Lake in Alberta, Canada

Hastings Lake is a lake in Alberta, Canada. It is located in Strathcona County, east of Cooking Lake, and 45 minutes east of Edmonton.

== Information ==
The lake was named in 1884 for Tom Hastings, a member of Tyrell's geological survey party. The Cree name for the lake was a-ka-ka-kwa-tikh, which means "the lake that does not freeze".

The large forested area in the Hastings Lake watershed is a key area for moose and white-tailed deer. With close proximity to the Cooking Lake-Blackfoot Wildlife, Grazing and Provincial Recreation Area and the Waskahegan Staging Area, many hiking and cross-country skiing possibilities exists.

For many years Hastings Lake has been an attraction for bird enthusiasts as it is home to many species of water birds. The white pelican and the cormorant make it a bird-watching destination.
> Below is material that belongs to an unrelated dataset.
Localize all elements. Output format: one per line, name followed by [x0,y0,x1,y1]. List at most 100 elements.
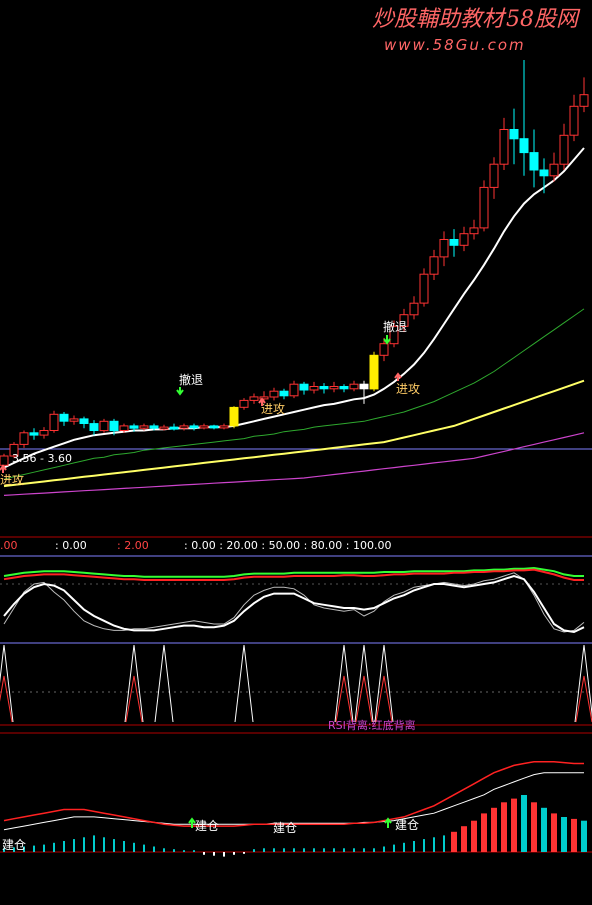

The islands of Hastings Lake were named as one of the "Special Places 2000" by the Alberta Government.

Activities include kayaking, canoeing, paddle boarding, or other water-based activities, or bird hunting.

Hastings Lake has a historic, faith based summer camp located on the southern shore of Hastings Lake, operating since 1938. Camp options include youth camps, family camps for all ages, day camps, and group rentals.